Sin darle mayor valor a tales comentarios, y evitando el destello húmedo de sus pupilas, me limité a sonreír. Estás muy sola  y  ése es, precisamente, el objeto de mi visita. Deseo ayudarte. No te he perdido del todo la pista, pero me decidí a venir por una especie de presentimiento. Quiero invitarte a al algo, a un encuentro que te va a gustar… En aquellos momentos mis relojes daban la musical hora. Instintivamente, se sacó un reloj de bolsillo y comprobó la suya.  Fue entonces, cuando pude ver, oculto con el puño de la camisa, un extraño tatuaje que  desentonaba  con su atuendo, con su edad…

22 ago 2014

Escalofríos / Capítulo II


(Final del capítulo I: Una etérea columna de humo violáceo lo envolvía al tiempo que se extendía por todo el salón y al tiempo que mis relojes parecían dislocados dando horas y más horas.)
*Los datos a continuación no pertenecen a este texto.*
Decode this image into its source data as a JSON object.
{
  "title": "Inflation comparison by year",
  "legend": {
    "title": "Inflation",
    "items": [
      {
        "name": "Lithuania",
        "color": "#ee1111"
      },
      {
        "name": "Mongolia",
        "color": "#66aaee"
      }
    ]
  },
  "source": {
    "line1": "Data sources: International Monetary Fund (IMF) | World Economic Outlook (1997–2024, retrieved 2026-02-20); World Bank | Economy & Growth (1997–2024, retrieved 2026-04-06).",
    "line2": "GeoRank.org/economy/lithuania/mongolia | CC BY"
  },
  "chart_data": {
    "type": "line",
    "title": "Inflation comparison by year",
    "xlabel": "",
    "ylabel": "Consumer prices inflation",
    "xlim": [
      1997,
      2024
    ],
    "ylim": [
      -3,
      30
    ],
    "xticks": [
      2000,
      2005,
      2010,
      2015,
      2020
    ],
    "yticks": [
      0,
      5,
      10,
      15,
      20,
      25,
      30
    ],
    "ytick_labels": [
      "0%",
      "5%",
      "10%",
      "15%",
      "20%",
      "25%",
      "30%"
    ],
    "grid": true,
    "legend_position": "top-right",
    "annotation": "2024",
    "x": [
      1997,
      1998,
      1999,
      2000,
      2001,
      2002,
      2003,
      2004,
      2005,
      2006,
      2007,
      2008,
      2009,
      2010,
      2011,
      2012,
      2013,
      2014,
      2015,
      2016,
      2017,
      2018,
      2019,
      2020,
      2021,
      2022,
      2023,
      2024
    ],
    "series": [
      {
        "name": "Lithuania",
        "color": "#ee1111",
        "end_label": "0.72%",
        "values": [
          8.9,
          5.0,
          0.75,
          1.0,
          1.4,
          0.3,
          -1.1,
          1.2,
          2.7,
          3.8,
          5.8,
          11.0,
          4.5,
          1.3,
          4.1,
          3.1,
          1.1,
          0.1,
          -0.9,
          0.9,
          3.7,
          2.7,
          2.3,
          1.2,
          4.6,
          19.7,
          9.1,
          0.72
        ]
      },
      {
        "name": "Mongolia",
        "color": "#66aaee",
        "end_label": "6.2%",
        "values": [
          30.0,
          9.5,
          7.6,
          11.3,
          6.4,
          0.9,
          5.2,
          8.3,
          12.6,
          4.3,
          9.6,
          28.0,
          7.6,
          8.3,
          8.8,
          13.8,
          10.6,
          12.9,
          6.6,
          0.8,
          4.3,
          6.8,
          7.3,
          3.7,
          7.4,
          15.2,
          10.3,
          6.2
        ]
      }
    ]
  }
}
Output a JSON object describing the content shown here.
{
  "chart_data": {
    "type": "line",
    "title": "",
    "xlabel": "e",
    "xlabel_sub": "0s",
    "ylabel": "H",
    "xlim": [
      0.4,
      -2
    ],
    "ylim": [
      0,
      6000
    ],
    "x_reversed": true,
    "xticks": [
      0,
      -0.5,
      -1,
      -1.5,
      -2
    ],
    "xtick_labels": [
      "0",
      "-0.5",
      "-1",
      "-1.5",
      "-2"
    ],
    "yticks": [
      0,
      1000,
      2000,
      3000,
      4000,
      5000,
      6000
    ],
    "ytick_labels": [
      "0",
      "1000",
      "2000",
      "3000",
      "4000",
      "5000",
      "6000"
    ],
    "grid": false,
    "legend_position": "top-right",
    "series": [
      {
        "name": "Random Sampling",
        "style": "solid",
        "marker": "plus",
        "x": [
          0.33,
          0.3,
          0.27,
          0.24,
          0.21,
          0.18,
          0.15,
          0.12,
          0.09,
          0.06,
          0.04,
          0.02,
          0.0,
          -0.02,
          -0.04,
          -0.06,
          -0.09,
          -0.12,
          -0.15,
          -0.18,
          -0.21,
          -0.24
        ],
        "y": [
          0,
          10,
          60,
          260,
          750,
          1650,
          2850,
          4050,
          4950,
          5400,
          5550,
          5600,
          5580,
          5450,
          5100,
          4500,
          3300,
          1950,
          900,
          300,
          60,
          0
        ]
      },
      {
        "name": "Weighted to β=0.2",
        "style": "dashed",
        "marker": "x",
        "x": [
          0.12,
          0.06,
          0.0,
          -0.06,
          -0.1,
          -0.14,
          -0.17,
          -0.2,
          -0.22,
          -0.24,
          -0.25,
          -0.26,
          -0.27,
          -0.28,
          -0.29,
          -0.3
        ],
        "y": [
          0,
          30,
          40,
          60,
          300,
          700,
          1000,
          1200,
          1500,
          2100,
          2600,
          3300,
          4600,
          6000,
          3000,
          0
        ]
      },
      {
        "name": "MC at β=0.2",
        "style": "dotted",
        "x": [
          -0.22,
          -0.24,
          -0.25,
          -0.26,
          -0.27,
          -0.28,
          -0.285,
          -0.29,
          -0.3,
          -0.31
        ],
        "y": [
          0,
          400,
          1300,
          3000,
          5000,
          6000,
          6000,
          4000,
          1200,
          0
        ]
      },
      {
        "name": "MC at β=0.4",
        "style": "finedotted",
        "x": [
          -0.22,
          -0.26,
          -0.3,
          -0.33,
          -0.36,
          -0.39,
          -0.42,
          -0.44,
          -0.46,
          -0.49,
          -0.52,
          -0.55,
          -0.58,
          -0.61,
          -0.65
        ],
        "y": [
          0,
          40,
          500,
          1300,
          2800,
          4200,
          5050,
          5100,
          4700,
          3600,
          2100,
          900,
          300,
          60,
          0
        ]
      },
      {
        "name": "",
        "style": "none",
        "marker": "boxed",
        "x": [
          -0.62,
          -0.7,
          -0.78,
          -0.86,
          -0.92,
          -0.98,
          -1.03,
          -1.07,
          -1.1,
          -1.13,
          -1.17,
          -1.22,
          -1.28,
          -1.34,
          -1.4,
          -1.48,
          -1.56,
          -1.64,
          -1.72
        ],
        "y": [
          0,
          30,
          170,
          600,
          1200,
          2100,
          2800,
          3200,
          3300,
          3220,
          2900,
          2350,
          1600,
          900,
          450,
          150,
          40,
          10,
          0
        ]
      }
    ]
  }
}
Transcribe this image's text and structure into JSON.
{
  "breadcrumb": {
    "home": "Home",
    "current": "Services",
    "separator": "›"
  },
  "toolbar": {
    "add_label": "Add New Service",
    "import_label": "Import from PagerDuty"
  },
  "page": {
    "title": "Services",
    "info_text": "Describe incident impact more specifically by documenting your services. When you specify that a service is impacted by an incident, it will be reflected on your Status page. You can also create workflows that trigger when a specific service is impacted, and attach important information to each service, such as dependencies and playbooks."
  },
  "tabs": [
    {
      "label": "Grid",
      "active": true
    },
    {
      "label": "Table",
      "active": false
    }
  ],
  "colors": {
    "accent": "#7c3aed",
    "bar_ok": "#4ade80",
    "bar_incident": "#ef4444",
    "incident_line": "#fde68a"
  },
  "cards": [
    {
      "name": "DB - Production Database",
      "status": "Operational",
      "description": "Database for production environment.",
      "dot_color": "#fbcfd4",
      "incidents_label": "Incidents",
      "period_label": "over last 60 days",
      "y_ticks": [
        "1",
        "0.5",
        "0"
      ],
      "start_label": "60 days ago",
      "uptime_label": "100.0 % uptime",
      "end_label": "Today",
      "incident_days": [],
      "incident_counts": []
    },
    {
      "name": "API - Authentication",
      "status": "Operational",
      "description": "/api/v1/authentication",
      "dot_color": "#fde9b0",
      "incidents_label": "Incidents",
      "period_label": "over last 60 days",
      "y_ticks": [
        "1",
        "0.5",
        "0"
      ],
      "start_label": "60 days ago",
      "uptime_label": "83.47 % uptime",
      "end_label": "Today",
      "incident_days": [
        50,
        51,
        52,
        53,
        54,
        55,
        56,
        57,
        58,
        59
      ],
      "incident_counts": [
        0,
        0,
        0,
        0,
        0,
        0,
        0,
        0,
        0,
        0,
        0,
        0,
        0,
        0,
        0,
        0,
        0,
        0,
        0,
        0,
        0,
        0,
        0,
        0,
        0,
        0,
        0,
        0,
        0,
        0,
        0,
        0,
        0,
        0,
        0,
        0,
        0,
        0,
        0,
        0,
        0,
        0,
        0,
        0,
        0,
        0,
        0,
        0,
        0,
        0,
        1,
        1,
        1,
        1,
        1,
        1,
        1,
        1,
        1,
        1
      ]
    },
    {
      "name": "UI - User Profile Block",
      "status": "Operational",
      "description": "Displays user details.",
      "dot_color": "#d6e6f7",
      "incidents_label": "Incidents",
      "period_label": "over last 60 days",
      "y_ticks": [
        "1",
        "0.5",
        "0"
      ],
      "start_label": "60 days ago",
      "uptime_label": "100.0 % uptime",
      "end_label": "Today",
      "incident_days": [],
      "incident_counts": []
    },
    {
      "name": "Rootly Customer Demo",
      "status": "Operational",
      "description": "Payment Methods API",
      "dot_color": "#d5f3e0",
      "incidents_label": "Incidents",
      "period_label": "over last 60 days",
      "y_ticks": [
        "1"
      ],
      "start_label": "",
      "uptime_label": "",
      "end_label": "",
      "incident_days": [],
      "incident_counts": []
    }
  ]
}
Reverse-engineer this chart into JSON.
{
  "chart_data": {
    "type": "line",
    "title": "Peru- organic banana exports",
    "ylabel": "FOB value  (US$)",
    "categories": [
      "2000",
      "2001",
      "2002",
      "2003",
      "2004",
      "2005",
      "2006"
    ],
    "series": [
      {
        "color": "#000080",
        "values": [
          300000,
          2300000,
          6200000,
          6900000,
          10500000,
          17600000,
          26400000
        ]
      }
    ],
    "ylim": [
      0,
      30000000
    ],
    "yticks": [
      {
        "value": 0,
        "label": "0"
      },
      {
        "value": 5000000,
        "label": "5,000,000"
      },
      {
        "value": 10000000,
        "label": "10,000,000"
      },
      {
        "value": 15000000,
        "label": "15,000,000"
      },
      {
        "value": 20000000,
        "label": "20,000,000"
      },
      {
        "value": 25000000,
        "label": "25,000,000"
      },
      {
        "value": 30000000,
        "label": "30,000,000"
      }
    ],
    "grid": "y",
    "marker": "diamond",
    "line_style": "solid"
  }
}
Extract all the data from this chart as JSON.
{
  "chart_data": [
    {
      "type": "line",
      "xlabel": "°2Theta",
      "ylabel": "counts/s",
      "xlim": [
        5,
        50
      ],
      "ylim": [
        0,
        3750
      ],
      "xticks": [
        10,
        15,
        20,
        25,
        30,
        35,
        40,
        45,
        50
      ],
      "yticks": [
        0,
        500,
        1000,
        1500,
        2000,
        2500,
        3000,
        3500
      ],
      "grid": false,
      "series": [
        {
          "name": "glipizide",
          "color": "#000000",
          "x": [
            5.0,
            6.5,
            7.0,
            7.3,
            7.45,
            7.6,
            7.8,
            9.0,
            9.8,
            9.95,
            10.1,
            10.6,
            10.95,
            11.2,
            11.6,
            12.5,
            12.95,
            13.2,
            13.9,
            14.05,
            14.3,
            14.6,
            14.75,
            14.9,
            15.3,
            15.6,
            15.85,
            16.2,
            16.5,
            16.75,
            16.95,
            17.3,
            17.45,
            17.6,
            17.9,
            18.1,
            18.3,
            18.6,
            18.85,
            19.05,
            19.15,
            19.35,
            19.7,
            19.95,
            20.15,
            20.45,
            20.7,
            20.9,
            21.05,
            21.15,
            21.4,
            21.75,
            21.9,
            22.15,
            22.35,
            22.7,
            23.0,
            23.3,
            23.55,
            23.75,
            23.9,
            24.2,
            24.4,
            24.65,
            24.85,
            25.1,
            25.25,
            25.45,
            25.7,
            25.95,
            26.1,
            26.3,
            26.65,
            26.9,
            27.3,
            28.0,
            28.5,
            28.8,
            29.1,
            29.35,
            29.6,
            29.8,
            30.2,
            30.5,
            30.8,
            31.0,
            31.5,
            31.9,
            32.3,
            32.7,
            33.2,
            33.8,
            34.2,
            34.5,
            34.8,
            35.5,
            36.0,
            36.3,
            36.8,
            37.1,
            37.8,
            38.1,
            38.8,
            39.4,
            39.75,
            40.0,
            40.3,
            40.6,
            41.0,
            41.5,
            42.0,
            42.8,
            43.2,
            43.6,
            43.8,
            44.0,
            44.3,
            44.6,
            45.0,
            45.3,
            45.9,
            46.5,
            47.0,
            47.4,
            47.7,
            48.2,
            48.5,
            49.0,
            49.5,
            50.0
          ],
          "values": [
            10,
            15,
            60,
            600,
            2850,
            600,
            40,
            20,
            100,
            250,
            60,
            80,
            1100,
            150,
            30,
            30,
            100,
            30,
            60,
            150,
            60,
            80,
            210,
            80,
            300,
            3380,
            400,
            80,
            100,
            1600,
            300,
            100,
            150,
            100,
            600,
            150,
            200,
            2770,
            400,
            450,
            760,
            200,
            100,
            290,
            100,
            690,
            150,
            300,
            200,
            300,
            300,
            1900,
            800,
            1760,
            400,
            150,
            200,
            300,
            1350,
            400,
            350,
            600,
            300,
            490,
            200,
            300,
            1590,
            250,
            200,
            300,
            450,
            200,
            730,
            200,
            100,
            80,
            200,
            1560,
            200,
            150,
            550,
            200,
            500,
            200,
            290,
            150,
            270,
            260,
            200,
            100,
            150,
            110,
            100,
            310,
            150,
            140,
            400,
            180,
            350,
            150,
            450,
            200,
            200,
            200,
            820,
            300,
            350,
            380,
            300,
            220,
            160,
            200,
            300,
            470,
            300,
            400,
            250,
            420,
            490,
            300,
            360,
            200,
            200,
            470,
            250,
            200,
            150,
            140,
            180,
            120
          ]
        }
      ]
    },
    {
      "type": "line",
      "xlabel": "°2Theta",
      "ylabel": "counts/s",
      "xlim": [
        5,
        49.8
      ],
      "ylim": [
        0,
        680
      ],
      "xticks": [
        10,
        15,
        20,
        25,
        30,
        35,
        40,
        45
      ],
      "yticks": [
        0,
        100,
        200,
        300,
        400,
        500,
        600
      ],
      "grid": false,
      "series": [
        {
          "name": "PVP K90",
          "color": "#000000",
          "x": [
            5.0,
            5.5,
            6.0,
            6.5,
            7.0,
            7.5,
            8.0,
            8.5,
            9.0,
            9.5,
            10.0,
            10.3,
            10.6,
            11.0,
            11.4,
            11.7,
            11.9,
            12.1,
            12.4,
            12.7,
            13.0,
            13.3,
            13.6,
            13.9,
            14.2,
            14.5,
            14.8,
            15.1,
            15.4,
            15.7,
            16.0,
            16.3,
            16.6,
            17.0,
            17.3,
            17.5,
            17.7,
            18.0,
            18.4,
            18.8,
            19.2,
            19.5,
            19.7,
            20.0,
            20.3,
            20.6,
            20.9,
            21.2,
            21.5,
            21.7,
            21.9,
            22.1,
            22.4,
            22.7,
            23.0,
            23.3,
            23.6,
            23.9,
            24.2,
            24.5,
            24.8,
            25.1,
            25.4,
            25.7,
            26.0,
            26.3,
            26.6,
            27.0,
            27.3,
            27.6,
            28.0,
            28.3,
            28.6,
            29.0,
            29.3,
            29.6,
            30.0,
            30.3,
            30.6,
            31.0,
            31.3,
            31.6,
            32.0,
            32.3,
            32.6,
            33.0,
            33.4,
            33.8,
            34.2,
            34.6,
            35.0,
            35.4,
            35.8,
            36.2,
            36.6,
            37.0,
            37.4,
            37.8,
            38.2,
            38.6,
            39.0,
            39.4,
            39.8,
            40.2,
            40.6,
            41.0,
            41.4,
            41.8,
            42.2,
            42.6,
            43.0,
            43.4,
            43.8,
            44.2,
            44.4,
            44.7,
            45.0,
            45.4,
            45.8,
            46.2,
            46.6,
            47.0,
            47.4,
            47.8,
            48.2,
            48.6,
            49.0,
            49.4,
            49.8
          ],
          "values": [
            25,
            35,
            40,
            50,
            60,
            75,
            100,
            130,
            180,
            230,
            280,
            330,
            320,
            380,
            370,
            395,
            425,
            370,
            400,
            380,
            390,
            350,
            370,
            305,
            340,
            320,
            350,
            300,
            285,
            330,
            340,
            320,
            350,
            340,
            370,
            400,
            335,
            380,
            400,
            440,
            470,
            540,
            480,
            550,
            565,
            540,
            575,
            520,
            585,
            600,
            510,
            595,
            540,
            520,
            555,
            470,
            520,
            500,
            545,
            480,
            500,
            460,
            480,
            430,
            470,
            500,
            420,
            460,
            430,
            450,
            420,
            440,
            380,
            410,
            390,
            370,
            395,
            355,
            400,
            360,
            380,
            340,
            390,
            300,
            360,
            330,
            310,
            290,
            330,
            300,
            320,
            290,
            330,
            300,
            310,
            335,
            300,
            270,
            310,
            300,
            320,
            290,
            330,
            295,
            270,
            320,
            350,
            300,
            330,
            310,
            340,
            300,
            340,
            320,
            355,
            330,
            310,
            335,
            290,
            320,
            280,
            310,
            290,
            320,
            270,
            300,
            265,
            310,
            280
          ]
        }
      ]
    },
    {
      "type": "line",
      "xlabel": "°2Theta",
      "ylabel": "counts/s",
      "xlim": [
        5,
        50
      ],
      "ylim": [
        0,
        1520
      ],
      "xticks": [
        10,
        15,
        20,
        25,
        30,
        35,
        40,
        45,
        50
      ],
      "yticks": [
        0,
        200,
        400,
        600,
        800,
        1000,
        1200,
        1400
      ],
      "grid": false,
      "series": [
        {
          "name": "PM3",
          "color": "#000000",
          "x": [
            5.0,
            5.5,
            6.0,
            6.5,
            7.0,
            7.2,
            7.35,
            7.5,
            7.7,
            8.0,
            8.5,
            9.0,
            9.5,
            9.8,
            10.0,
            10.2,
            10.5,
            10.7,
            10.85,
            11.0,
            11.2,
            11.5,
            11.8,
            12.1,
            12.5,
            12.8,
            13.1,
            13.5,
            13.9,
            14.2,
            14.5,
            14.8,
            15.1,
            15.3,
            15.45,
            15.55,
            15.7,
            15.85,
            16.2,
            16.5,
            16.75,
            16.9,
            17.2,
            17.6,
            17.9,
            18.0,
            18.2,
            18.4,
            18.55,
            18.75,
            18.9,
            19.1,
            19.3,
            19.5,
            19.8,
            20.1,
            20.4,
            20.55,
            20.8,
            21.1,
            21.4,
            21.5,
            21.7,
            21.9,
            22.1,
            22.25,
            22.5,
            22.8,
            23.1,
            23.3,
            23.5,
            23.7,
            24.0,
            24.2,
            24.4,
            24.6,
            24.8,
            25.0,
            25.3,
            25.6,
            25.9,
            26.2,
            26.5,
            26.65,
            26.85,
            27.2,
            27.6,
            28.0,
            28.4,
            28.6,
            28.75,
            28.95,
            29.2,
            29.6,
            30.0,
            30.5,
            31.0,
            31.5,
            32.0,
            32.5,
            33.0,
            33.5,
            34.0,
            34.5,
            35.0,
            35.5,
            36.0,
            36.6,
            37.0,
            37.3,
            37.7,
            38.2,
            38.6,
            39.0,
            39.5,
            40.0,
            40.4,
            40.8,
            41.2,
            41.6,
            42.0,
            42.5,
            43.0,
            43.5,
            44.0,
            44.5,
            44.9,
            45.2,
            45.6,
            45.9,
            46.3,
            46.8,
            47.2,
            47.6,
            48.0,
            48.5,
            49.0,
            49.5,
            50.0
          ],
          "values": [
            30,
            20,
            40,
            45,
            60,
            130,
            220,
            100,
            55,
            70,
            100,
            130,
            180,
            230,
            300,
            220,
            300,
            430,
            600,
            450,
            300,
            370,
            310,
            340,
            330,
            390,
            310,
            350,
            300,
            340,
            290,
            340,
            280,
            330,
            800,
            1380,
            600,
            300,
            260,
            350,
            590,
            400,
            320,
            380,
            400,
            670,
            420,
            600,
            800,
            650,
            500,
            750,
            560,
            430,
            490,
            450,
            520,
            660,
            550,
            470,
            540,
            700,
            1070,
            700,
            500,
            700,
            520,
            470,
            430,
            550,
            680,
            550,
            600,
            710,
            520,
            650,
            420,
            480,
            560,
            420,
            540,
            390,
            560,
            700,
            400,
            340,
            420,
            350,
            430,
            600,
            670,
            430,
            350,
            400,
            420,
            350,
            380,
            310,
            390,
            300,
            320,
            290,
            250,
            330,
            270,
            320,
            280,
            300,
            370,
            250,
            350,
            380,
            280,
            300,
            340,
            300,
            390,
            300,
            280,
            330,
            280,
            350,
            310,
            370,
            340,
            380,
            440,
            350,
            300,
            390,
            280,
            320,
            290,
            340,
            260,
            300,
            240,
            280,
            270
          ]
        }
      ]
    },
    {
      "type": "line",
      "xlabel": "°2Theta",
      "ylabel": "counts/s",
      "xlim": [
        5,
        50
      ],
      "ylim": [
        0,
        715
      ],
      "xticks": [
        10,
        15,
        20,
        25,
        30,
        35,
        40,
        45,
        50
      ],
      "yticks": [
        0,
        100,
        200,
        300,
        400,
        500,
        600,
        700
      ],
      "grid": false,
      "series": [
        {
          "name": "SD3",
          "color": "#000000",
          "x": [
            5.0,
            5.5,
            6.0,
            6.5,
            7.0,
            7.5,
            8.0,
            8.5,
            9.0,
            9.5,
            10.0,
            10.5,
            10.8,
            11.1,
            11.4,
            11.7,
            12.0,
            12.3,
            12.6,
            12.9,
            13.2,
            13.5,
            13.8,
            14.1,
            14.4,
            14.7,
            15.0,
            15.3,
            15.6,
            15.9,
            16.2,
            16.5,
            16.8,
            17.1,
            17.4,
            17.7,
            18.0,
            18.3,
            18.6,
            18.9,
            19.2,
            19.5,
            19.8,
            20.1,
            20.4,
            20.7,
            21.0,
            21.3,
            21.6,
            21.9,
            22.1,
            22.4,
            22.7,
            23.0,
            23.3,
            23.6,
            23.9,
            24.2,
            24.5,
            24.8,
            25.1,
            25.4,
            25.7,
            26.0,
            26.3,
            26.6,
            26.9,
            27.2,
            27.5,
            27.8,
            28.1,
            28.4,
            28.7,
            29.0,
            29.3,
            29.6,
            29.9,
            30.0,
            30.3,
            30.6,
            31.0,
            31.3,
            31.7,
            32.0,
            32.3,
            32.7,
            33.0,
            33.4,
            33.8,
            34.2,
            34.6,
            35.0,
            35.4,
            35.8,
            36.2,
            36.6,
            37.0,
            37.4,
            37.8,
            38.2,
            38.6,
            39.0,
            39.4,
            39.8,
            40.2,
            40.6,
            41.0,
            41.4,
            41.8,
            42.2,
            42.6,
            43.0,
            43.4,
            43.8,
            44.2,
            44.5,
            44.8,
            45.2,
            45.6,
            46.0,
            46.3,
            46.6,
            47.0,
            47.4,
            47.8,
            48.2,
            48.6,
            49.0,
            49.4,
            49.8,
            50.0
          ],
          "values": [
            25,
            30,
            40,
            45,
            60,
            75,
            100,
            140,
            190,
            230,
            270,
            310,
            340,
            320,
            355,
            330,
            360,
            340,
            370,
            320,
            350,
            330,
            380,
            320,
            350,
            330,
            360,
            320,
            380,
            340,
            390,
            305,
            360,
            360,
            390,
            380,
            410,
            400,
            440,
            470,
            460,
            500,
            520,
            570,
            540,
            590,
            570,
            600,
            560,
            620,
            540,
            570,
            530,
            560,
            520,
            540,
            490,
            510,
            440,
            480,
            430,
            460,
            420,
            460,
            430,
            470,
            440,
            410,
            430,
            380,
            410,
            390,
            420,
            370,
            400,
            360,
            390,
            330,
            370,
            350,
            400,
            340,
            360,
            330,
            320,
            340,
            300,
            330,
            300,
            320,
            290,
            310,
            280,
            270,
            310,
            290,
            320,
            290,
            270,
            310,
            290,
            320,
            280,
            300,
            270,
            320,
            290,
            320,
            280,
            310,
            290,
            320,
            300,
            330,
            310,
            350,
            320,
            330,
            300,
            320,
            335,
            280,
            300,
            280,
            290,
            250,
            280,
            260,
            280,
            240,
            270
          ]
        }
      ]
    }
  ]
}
Perpleja en el quicio de la puerta, sin saber la procedencia de tan extraña  y repentina visión, exclamé: ¡Hay humo! ¡Qué extraño! ¡Algún enchufe! Un momento, por favor;  voy a dar una vuelta por ahí dentro.
¿Humo? –preguntó, soltando la revista y  siguiendo con la mirada mis pasos-. Yo no veo nada, pero ¡mire, mire, si se queda más tranquila!
 Con gran ansiedad fui revisando habitación por habitación. Pero no había nada anormal. No obstante algo me confundía: las paredes, los muebles, todo lo veía distorsionado, desplazado, borroso, y los relojes, sin cesar de dar horas y más horas.  Me senté en la cama tan cansada y nerviosa que hasta el suelo parecía ser una ola grande que me impidiera caminar. Mis ojos, repentinas cataratas de culebrillas luminosas, no podían ver con lucidez. Me tomé el pulso y mis palpitaciones estaban disparadas. 
No sabía si llamar pidiendo socorro, acostarme o, sencillamente, volver y hablar con aquel extraño que, con tanta naturalidad, había tomado posesión de mi casa. A punto de desmayarme estaba cuando, los ladridos de Eolo, desde la cocina, me hicieron regresar, con gran dificultad, a la realidad.
Y efectivamente, todo estaba normal. La visión de humo violáceo había desaparecido, los relojes seguían marcando las horas con toda normalidad y aquel extraño hombre, de pie, junto al balcón, con las manos en los bolsillos, miraba atentamente el trasiego de la hora en el atrio de la iglesia. ¡Qué buen sitio tiene, Aurora! –exclamó- Yo diría que el mejor del pueblo. Desde aquí puede seguir los actos de culto, pero, ¡qué pálida está! –añadió al volverse frente a mí-. ¿Qué le sucede? ¿Acaso hay algún problema? ¿Se encuentra bien? Si quiere puedo traerle un vaso de agua. ¡Y a propósito! le he traído un pequeño obsequio; le gustará.
Y extrajo de un maletín un frasquito de mi perfume favorito. Antes de que me diera tiempo a decir una palabra, destapando el botecito exclamó: ¡No podía ser otro para alguien que es luz como usted!  Guardé silencio pero, al exhalar aquel  mi perfume favorito, de nuevo el humo violáceo nubló mis ojos de tal manera que no pude evitar repetir: ¡me mareo, me caigo, no puedo respira!